First off, it’s not your fault.
We’ve all read the articles extolling the virtues of lean start-up; empowering internal employees to experiment and bring forth new products and services. We want our employees to feel engaged, and have an outlet to share their recommendations and suggestions. How could having passionate people contribute ideas for the betterment of your organization be a bad thing?
Indeed, countless idea management platforms have cropped up to help you manage all these wonderful internally-sourced ideas. But if your innovation strategy is to rely on the employees you already have in-house to magically bring to market disruptive new business ides, you’re guaranteed to be disappointed. Here are three reasons why.
1. Your employees are going to do the job you pay them to do.
When you staffed your company, no doubt you hired the best person for the position you posted. You set objectives, and the expectation they’d meet those objectives. These could be related to closing more business, lowering churn rates, or increasing your NPS. Your employees are measured by these established performance metrics.
Giving them the “opportunity” to “innovate” may seem like a perk, but really it serves as a distraction from the job you expect them to do. When it comes to crunch time, most of us will default to doing what we’re good at, and/or hired to do. (Ideally, these are one and the same!)
2. Ideas are cheap, but can exact a cost on morale
Everyone has been in a brainstorming session filled with the exciting “what-ifs” of possibility. But unless there are some parameters around scope, and an established process to move ideas forward, generating a giant backlog will only decrease motivation and stifle creativity.
The popular Kanban approach to software development includes the concepts of enforcing “work-in-progress” limits and focusing on flow. A single brainstorming session could generate hundreds of ideas, which then loom over the organization as a sign of “what we want to do, but can’t” (yet? ever?).
Without a commitment to regularly push vetted ideas through validation to commercialization, you’re engaging in “non-value-added work”, and we don’t want that, do we?
In Daniel Pink’s book Drive, he identifies three big motivators: autonomy, mastery and purpose. Encouraging employees to contribute to a mountain of possibilities that will likely never get accomplished is alarmingly demoralizing.Ideas are cheap, but can exact a cost on morale. Click To Tweet
3. There are no bad ideas, just.. oh wait, maybe there are
Strategy is the plan of how an organization will differentiate itself from competitors to ensure success. An idea can only be considered in the context of the organization’s strategy, capabilities, and goals. So no, there are no bad ideas, there are just ideas that may not be the right fit for your company.
Who decides what makes sense and what doesn’t? Your company has limited resources, and establishing a way to evaluate and compare prospective projects is a daunting task. At ReadyTalk we adopted an Innovation Options approach based off work done by David Binetti, which required some financial wizardry to implement.
Without clear guidance about strategic imperatives and required project returns (and guidance on how to calculate them), the organization is putting employees in a position to forge a path to an unknown destination, without any resources to get there.

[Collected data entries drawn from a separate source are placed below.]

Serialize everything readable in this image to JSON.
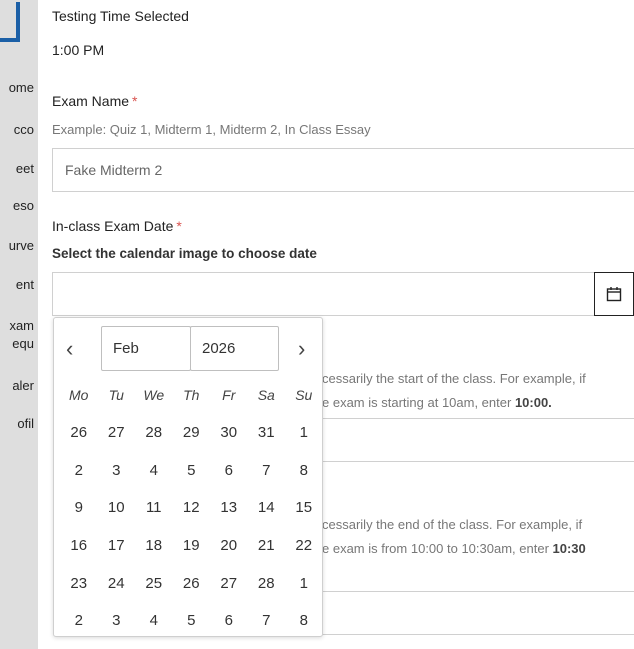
{
  "sidebar": {
    "items": [
      "ome",
      "cco",
      "eet",
      "eso",
      "urve",
      "ent",
      "xam",
      "equ",
      "aler",
      "ofil"
    ]
  },
  "testing_time": {
    "label": "Testing Time Selected",
    "value": "1:00 PM"
  },
  "exam_name": {
    "label": "Exam Name",
    "required_mark": "*",
    "help": "Example: Quiz 1, Midterm 1, Midterm 2, In Class Essay",
    "value": "Fake Midterm 2"
  },
  "exam_date": {
    "label": "In-class Exam Date",
    "required_mark": "*",
    "note": "Select the calendar image to choose date",
    "value": "",
    "calendar_icon": "calendar-icon"
  },
  "start_time": {
    "help_line1": "cessarily the start of the class. For example, if",
    "help_line2_prefix": "e exam is starting at 10am, enter ",
    "help_line2_bold": "10:00."
  },
  "end_time": {
    "help_line1": "cessarily the end of the class. For example, if",
    "help_line2_prefix": "e exam is from 10:00 to 10:30am, enter ",
    "help_line2_bold": "10:30"
  },
  "datepicker": {
    "prev_icon": "chevron-left-icon",
    "next_icon": "chevron-right-icon",
    "prev_glyph": "‹",
    "next_glyph": "›",
    "month": "Feb",
    "year": "2026",
    "weekdays": [
      "Mo",
      "Tu",
      "We",
      "Th",
      "Fr",
      "Sa",
      "Su"
    ],
    "weeks": [
      [
        "26",
        "27",
        "28",
        "29",
        "30",
        "31",
        "1"
      ],
      [
        "2",
        "3",
        "4",
        "5",
        "6",
        "7",
        "8"
      ],
      [
        "9",
        "10",
        "11",
        "12",
        "13",
        "14",
        "15"
      ],
      [
        "16",
        "17",
        "18",
        "19",
        "20",
        "21",
        "22"
      ],
      [
        "23",
        "24",
        "25",
        "26",
        "27",
        "28",
        "1"
      ],
      [
        "2",
        "3",
        "4",
        "5",
        "6",
        "7",
        "8"
      ]
    ]
  }
}
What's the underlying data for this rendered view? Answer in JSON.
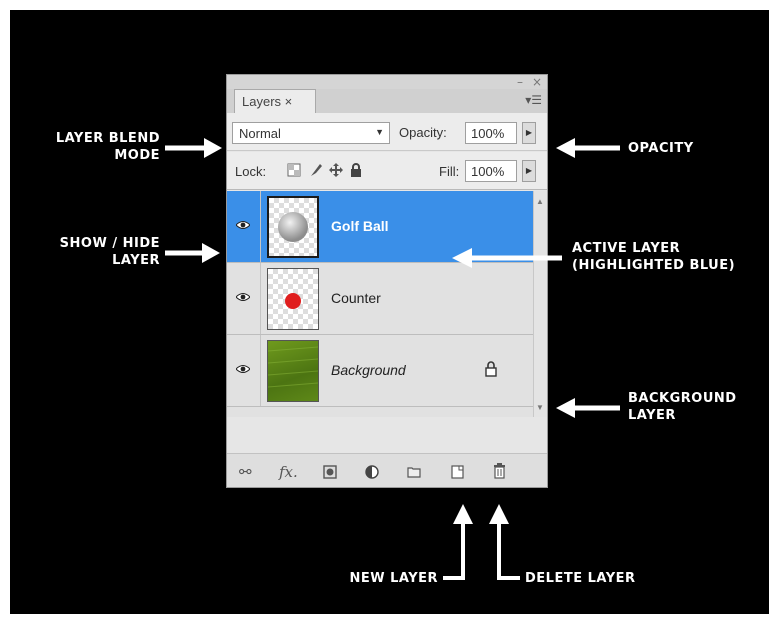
{
  "panel": {
    "tab_label": "Layers ×",
    "window_controls": {
      "minimize": "–",
      "close": "×"
    },
    "menu_icon": "panel-menu-icon"
  },
  "blend": {
    "mode": "Normal",
    "opacity_label": "Opacity:",
    "opacity_value": "100%"
  },
  "lock": {
    "label": "Lock:",
    "icons": [
      "lock-transparent-icon",
      "lock-paint-icon",
      "lock-move-icon",
      "lock-all-icon"
    ],
    "fill_label": "Fill:",
    "fill_value": "100%"
  },
  "layers": [
    {
      "name": "Golf Ball",
      "active": true,
      "thumb": "golf-ball"
    },
    {
      "name": "Counter",
      "active": false,
      "thumb": "red-dot"
    },
    {
      "name": "Background",
      "active": false,
      "thumb": "grass",
      "locked": true
    }
  ],
  "bottom_bar": {
    "icons": [
      "link-layers-icon",
      "fx-icon",
      "layer-mask-icon",
      "adjustment-layer-icon",
      "group-folder-icon",
      "new-layer-icon",
      "trash-icon"
    ],
    "fx_label": "fx."
  },
  "callouts": {
    "blend_mode": [
      "LAYER BLEND",
      "MODE"
    ],
    "show_hide": [
      "SHOW / HIDE",
      "LAYER"
    ],
    "opacity": [
      "OPACITY"
    ],
    "active_layer": [
      "ACTIVE LAYER",
      "(HIGHLIGHTED BLUE)"
    ],
    "background_layer": [
      "BACKGROUND",
      "LAYER"
    ],
    "new_layer": [
      "NEW LAYER"
    ],
    "delete_layer": [
      "DELETE LAYER"
    ]
  },
  "colors": {
    "active_highlight": "#3a8fe8",
    "background": "#000000",
    "callout_text": "#ffffff"
  }
}
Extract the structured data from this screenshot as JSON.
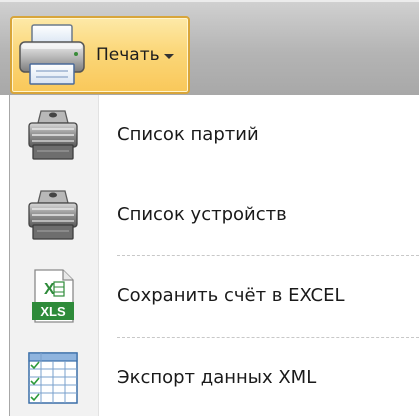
{
  "toolbar": {
    "print_button": {
      "label": "Печать",
      "icon": "printer-icon"
    }
  },
  "menu": {
    "items": [
      {
        "label": "Список партий",
        "icon": "printer-icon"
      },
      {
        "label": "Список устройств",
        "icon": "printer-icon"
      },
      {
        "label": "Сохранить счёт в EXCEL",
        "icon": "excel-xls-icon",
        "icon_text": "XLS"
      },
      {
        "label": "Экспорт данных XML",
        "icon": "table-grid-icon"
      }
    ]
  },
  "colors": {
    "button_highlight": "#fbd779",
    "button_border": "#d8a53a",
    "ribbon": "#b4b4b4",
    "excel_green": "#2e8b3a"
  }
}
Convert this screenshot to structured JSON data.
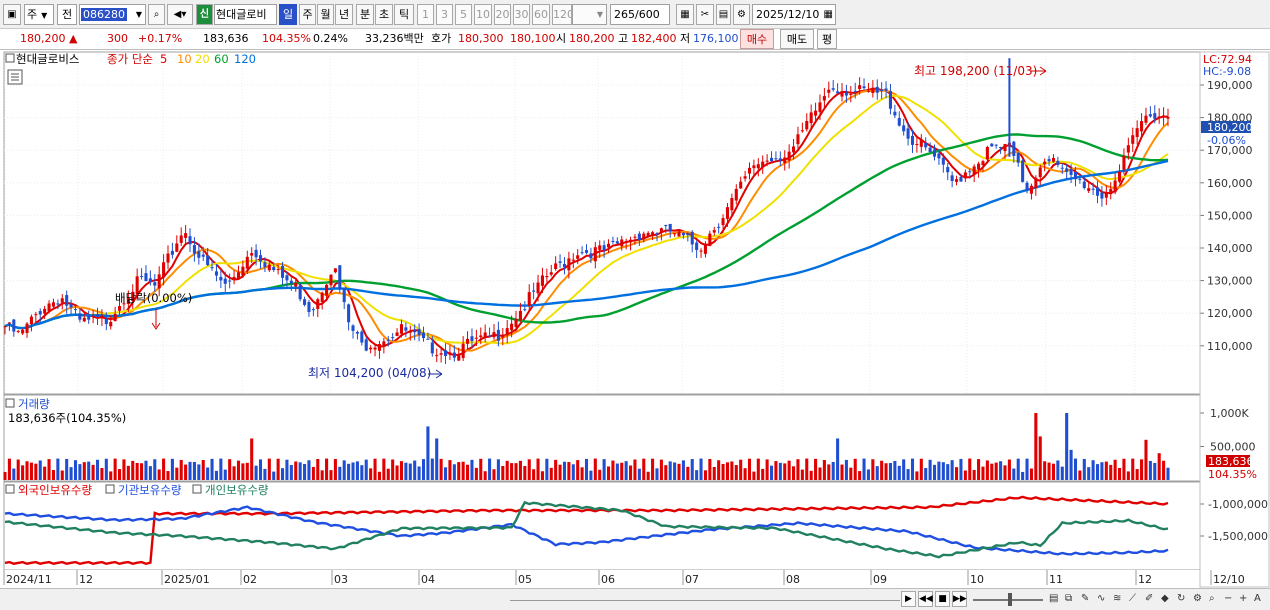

Challenging your employees is good: setting them up to fail isn’t.
Wait, you may be saying.
Revisiting our incentives and ensuring we have a clear vetting process are things we can do. These problems aren’t insurmountable.
You’re right. With a conscious commitment to innovation and a supporting culture shift, these challenges fade away. But only if you’re ready — really ready — to invest in innovation beyond a software license and a few scheduled brainstorming sessions.